Federal Reserve chair Jerome Powell testifies on Sept. 28, 2021. Photo: Kevin Dietsch/Getty Images

 

Sen. Elizabeth Warren (D-Mass.) questioned Federal Reserve chair Jerome Powell's record on financial regulation during a hearing Tuesday, calling him a "dangerous man" and saying that she would not support his renomination for a second term, Axios' Ivana Saric reports.

Driving the news: While the Fed chair's term expires in early 2022, President Biden is expected to make a decision this fall on whether to reappoint Powell or nominate another candidate.

Why it matters: Warren's explicit opposition could impact Biden's decision to stick with Powell or risk going with another candidate, who may face more opposition from Republicans, Bloomberg notes.

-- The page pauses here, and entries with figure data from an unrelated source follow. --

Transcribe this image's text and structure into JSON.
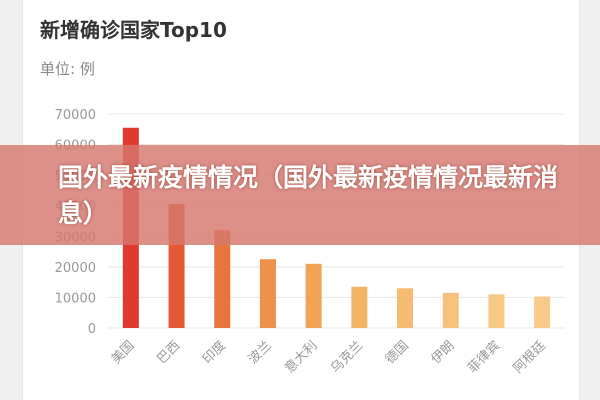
{
  "banner": {
    "text": "国外最新疫情情况（国外最新疫情情况最新消息）"
  },
  "chart_data": {
    "type": "bar",
    "title": "新增确诊国家Top10",
    "subtitle": "单位: 例",
    "categories": [
      "美国",
      "巴西",
      "印度",
      "波兰",
      "意大利",
      "乌克兰",
      "德国",
      "伊朗",
      "菲律宾",
      "阿根廷"
    ],
    "values": [
      65500,
      40500,
      32000,
      22500,
      21000,
      13500,
      13000,
      11500,
      11000,
      10300
    ],
    "colors": [
      "#e03a2e",
      "#e45a36",
      "#e9743d",
      "#ef9149",
      "#f1a356",
      "#f4b466",
      "#f5bc72",
      "#f6c27b",
      "#f7c784",
      "#f8cb8c"
    ],
    "yticks": [
      0,
      10000,
      20000,
      30000,
      40000,
      50000,
      60000,
      70000
    ],
    "ylim": [
      0,
      70000
    ],
    "grid": true
  }
}
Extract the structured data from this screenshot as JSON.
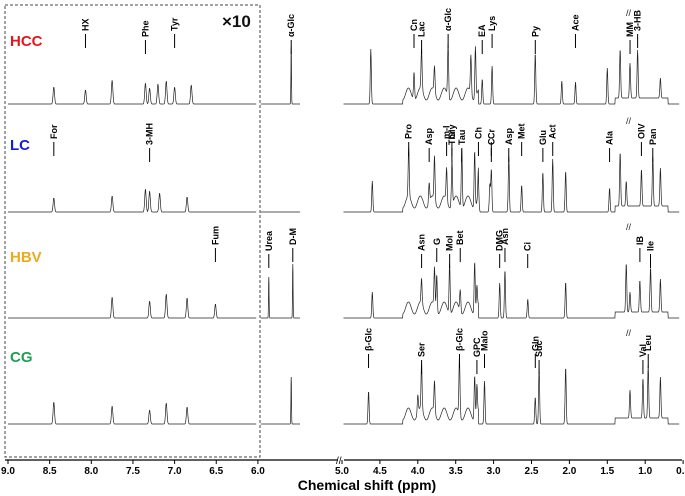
{
  "chart_data": {
    "type": "line",
    "title": "",
    "xlabel": "Chemical shift (ppm)",
    "ylabel": "",
    "x_direction": "reversed",
    "x_axis_break_between": [
      6.0,
      5.0
    ],
    "x_tick_labels": [
      "9.0",
      "8.5",
      "8.0",
      "7.5",
      "7.0",
      "6.5",
      "6.0",
      "5.0",
      "4.5",
      "4.0",
      "3.5",
      "3.0",
      "2.5",
      "2.0",
      "1.5",
      "1.0",
      "0.5"
    ],
    "inset": {
      "x_range": [
        9.0,
        6.0
      ],
      "scale_label": "×10",
      "frame": "dashed"
    },
    "axis_cut_mark": "//",
    "series": [
      {
        "name": "HCC",
        "color": "#e8141c",
        "annotations": [
          {
            "label": "HX",
            "ppm": 8.07
          },
          {
            "label": "Phe",
            "ppm": 7.35
          },
          {
            "label": "Tyr",
            "ppm": 7.0
          },
          {
            "label": "α-Glc",
            "ppm": 5.22
          },
          {
            "label": "Cn",
            "ppm": 4.05
          },
          {
            "label": "Lac",
            "ppm": 3.95
          },
          {
            "label": "α-Glc",
            "ppm": 3.6
          },
          {
            "label": "EA",
            "ppm": 3.15
          },
          {
            "label": "Lys",
            "ppm": 3.02
          },
          {
            "label": "Py",
            "ppm": 2.45
          },
          {
            "label": "Ace",
            "ppm": 1.92
          },
          {
            "label": "MM",
            "ppm": 1.2
          },
          {
            "label": "3-HB",
            "ppm": 1.1
          }
        ]
      },
      {
        "name": "LC",
        "color": "#1a1adb",
        "annotations": [
          {
            "label": "For",
            "ppm": 8.45
          },
          {
            "label": "3-MH",
            "ppm": 7.3
          },
          {
            "label": "Pro",
            "ppm": 4.12
          },
          {
            "label": "Asp",
            "ppm": 3.85
          },
          {
            "label": "m-I",
            "ppm": 3.62
          },
          {
            "label": "Thr",
            "ppm": 3.55
          },
          {
            "label": "Gly",
            "ppm": 3.55
          },
          {
            "label": "Tau",
            "ppm": 3.42
          },
          {
            "label": "Ch",
            "ppm": 3.2
          },
          {
            "label": "C",
            "ppm": 3.03
          },
          {
            "label": "Cr",
            "ppm": 3.03
          },
          {
            "label": "Asp",
            "ppm": 2.8
          },
          {
            "label": "Met",
            "ppm": 2.63
          },
          {
            "label": "Glu",
            "ppm": 2.35
          },
          {
            "label": "Act",
            "ppm": 2.22
          },
          {
            "label": "Ala",
            "ppm": 1.47
          },
          {
            "label": "OIV",
            "ppm": 1.05
          },
          {
            "label": "Pan",
            "ppm": 0.9
          }
        ]
      },
      {
        "name": "HBV",
        "color": "#f0a81e",
        "annotations": [
          {
            "label": "Fum",
            "ppm": 6.51
          },
          {
            "label": "Urea",
            "ppm": 5.78
          },
          {
            "label": "D-M",
            "ppm": 5.18
          },
          {
            "label": "Asn",
            "ppm": 3.95
          },
          {
            "label": "G",
            "ppm": 3.75
          },
          {
            "label": "Mol",
            "ppm": 3.58
          },
          {
            "label": "Bet",
            "ppm": 3.44
          },
          {
            "label": "DMG",
            "ppm": 2.92
          },
          {
            "label": "Asn",
            "ppm": 2.85
          },
          {
            "label": "Ci",
            "ppm": 2.55
          },
          {
            "label": "IB",
            "ppm": 1.07
          },
          {
            "label": "Ile",
            "ppm": 0.93
          }
        ]
      },
      {
        "name": "CG",
        "color": "#1ea050",
        "annotations": [
          {
            "label": "β-Glc",
            "ppm": 4.65
          },
          {
            "label": "Ser",
            "ppm": 3.95
          },
          {
            "label": "β-Glc",
            "ppm": 3.45
          },
          {
            "label": "GPC",
            "ppm": 3.22
          },
          {
            "label": "Malo",
            "ppm": 3.12
          },
          {
            "label": "Suc",
            "ppm": 2.4
          },
          {
            "label": "Gln",
            "ppm": 2.45
          },
          {
            "label": "Val",
            "ppm": 1.03
          },
          {
            "label": "Leu",
            "ppm": 0.96
          }
        ]
      }
    ],
    "grid": false,
    "legend": "none"
  }
}
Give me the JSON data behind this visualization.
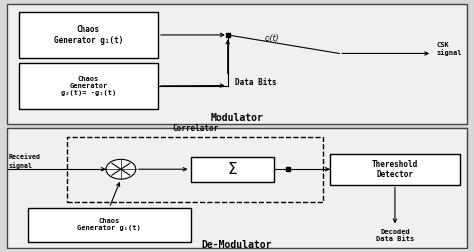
{
  "bg_outer": "#d8d8d8",
  "bg_panel": "#f0f0f0",
  "box_face": "#ffffff",
  "box_edge": "#000000",
  "title_mod": "Modulator",
  "title_demod": "De-Modulator",
  "box1_text": "Chaos\nGenerator g₁(t)",
  "box2_text": "Chaos\nGenerator\ng₂(t)= -g₁(t)",
  "box3_text": "Chaos\nGenerator g₁(t)",
  "box4_text": "Σ",
  "box5_text": "Thereshold\nDetector",
  "label_csk": "CSK\nsignal",
  "label_ci": "cᵢ(t)",
  "label_databits_mod": "Data Bits",
  "label_received": "Received\nsignal",
  "label_correlator": "Correlator",
  "label_decoded": "Decoded\nData Bits"
}
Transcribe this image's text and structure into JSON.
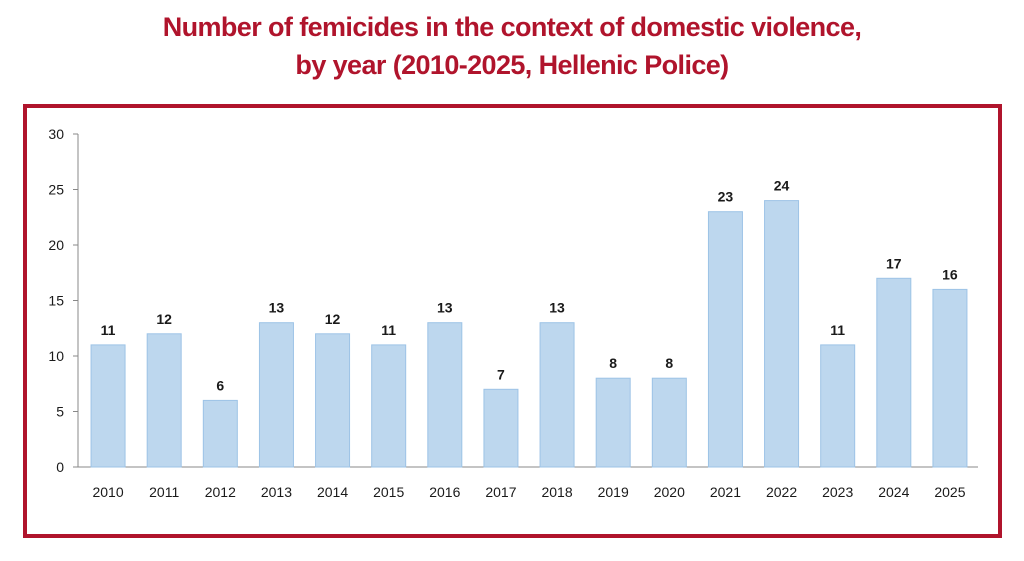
{
  "title_line1": "Number of femicides in the context of domestic violence,",
  "title_line2": "by year (2010-2025, Hellenic Police)",
  "colors": {
    "title": "#b0142c",
    "frame": "#b0142c",
    "bar_fill": "#bdd7ee",
    "bar_stroke": "#9dc3e6",
    "axis": "#888888"
  },
  "chart_data": {
    "type": "bar",
    "title": "Number of femicides in the context of domestic violence, by year (2010-2025, Hellenic Police)",
    "categories": [
      "2010",
      "2011",
      "2012",
      "2013",
      "2014",
      "2015",
      "2016",
      "2017",
      "2018",
      "2019",
      "2020",
      "2021",
      "2022",
      "2023",
      "2024",
      "2025"
    ],
    "values": [
      11,
      12,
      6,
      13,
      12,
      11,
      13,
      7,
      13,
      8,
      8,
      23,
      24,
      11,
      17,
      16
    ],
    "xlabel": "",
    "ylabel": "",
    "ylim": [
      0,
      30
    ],
    "yticks": [
      0,
      5,
      10,
      15,
      20,
      25,
      30
    ],
    "grid": false,
    "legend": "none",
    "data_labels": true
  }
}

What she's saying: "Your record gives me grave concern," Warren said during a Senate Banking Committee hearing, per Bloomberg. "You have acted to make our banking system less safe, and that makes you a dangerous man to head up the Fed and that is why I will oppose your renomination."

The big picture: Warren's remarks echoed previous concerns she has voiced about Powell's deregulatory efforts as Federal Reserve chair, according to Politico.

  • Powell has garnered support from moderate Democrats as well as some Republicans.
  • Yet more progressive Democrats have urged Biden to replace Powell with someone more aggressive on financial regulation and climate change.